All the Joy of American Business Programs with an International Venue
Though the MBA is one of the biggest graduate school programs at universities in the United States, it historically has not been the choice for business professionals in Europe and Asia until recently. During the past two decades, however, the number of MBA programs abroad has exploded. Students and schools in the United States are now taking advantage of the proliferation of MBA programs internationally. Major business schools like Penn’s Wharton School of Business now cooperate with international universities and offer students the ability to study in foreign venues for the majority of their credit hours. Other students opt simply to enroll directly with an international school and complete an MBA that’s recognized both abroad and here at home.
The Curriculum: Are There Significant Differences?
The most pressing question many candidates have about an International MBA is whether or not the curriculum is substantially similar to that required by most American schools. Typically, there are quite a few similarities. That’s because most American and international programs are accredited by the same agency: The Association to Advance Collegiate Schools of Business. As a rule, the AACSB requires a near-uniform commitment to institutional research and management education. There is, of course, some room for flexibility, and that’s where the most significant differences exist.

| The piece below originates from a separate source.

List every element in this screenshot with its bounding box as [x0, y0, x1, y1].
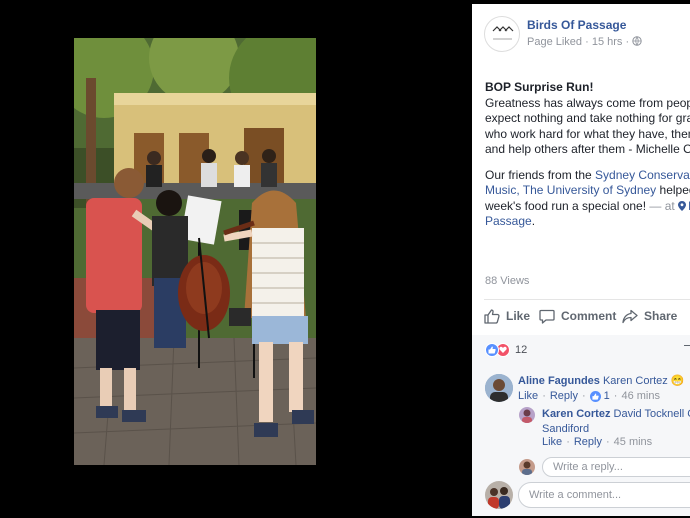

International MBA programs are likely to have a global focus than a similar program offered stateside. The combination of an overseas location and a high concentration of American students means that the university can infuse the program with courses relating to Asian or European trade, international business regulations and best practices, and management of a global workforce. Even cultural sensitivity makes an appearance in some of these programs.
Related Resource: Human Resources MBA
Is it Worth It? Is the Degree Better Than a Traditional MBA?
When it comes to deciding whether or not an International MBA program is worth it, the answer is decidedly “maybe.” The program is most useful to those students who intend to live or work abroad, or at least those who intend to work in a global company with a presence in other countries. The program’s prestige offers candidates a decidedly large boost when looking for mid-level or high-level management jobs, but that same boost could be obtained by studying the traditional MBA at Wharton’s Philadelphia campus, just as one example. Even so, today’s business students need a way to differentiate themselves in a market that’s becoming crowded with MBA graduates. An International MBA might just be the best way to provide that differentiation.